İnsan yönetmek toprak yönetmekten daha zor. İnsan endişeleri, problemleri, birikimleri taşıyor. Toprak insanın kendine yatırım yapmasını sağlıyor. Bir kere Tanrı’ya inanmayanlar varsa ki vardır ama ben tarımla, doğayla uğraşıldığında bunun mümkün olmayacağını düşünüyorum. Doğanın sürekli sürprizleri var. İnsanın çok daha kendiyle başbaşa kalmasına neden oluyor. Hoş bir serüven.

Kepazelikler yaşanıyordu
* 2001 krizinde emekli olmuştunuz ama Garanti Bankası’nın yönetim kurulunda göreviniz sürüyordu.
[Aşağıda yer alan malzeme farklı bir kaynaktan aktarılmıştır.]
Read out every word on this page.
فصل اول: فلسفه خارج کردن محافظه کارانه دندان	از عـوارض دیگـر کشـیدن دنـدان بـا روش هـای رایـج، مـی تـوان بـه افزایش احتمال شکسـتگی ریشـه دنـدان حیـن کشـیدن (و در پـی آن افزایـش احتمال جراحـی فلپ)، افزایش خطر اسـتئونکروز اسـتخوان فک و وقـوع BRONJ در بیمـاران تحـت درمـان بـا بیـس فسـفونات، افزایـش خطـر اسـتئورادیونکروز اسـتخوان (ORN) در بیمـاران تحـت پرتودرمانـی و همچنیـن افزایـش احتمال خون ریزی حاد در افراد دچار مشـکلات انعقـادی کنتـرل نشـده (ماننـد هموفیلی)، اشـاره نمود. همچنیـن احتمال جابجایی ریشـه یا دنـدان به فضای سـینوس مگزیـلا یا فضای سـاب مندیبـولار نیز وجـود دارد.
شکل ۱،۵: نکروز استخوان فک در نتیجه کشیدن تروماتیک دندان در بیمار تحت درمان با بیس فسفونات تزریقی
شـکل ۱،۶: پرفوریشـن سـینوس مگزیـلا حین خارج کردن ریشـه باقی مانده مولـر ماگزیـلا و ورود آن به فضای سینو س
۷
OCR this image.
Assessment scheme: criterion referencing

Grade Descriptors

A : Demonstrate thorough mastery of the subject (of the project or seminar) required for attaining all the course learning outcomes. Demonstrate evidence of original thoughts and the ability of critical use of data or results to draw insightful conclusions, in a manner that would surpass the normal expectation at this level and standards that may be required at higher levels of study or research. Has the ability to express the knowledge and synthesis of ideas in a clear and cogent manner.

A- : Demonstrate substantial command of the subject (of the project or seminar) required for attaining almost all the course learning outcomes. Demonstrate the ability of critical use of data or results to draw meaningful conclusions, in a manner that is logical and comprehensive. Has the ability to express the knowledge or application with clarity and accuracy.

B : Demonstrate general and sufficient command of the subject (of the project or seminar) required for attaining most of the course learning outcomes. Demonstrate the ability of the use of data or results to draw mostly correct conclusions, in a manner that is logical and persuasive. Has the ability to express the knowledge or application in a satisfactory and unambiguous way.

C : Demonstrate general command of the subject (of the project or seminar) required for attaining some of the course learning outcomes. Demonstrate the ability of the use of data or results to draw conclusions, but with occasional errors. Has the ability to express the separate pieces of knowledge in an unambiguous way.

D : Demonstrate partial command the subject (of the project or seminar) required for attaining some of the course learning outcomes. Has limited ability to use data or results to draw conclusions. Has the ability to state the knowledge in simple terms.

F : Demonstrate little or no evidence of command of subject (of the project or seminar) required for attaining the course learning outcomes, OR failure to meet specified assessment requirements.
Türkiye tarihinin özellikle de bankacılığın en sıcak günlerini nasıl yaşadınız?
Biz bekliyorduk krizi. Doğru bankacılık yapılmıyordu o dönemde. O bankaların ayakta durmaları mümkün değildi. Ayrıca devlet bankalarıyla haksız rekabet içindeydik. Bazı siyasilerin bankalara direkt müdahalesi oluyordu. Siyasiler arasında kepazelikler yaşanıyordu. Haksız rekabet içindeki bankalar da uyguladıkları faizlerle rekabet koşullarını etkiliyordu. Yabancıların Türkiye ekonomisini okumaları mümkün değildi. Biz krizi iyi bir biçimde atlattık.

* Bu nasıl oldu?
Zor günler geçti ama genel müdürlük dönemimde biz bir gün düşük enflasyonlu günlerin geleceğini düşünerek hazırlıklarımızı yapmıştık. Polonya, Arjantin, Portekiz gibi ülkelerde arkadaşlarımız çalışmıştı. Enflasyon düştükçe bankacılık daha etkin hale geldi.

* Şimdilerde yabancı ortakların oranları tartışılıyor...
Yabancı ortakların girmesi sermaye derinliğini genişletti. Bir ailenin sahip olmasındansa kurumsal şirketlerin bankalara sahip olması çok daha iyi. Bankacılık sektörünün yüzde 99’u tabii ki yabancıların eline geçmemeli ama yüzde 30-40 olmasında bir zarar yok. Yüzde 90-80 yabancı oranı istemem, yüzde 70’in üzerinde olmasını doğru bulmuyorum. Çünkü global kriz ortamlarında, savaş gibi durumlarda menfaat çatışmaları olabilir. Yanlış yönlere doğru gidebilir.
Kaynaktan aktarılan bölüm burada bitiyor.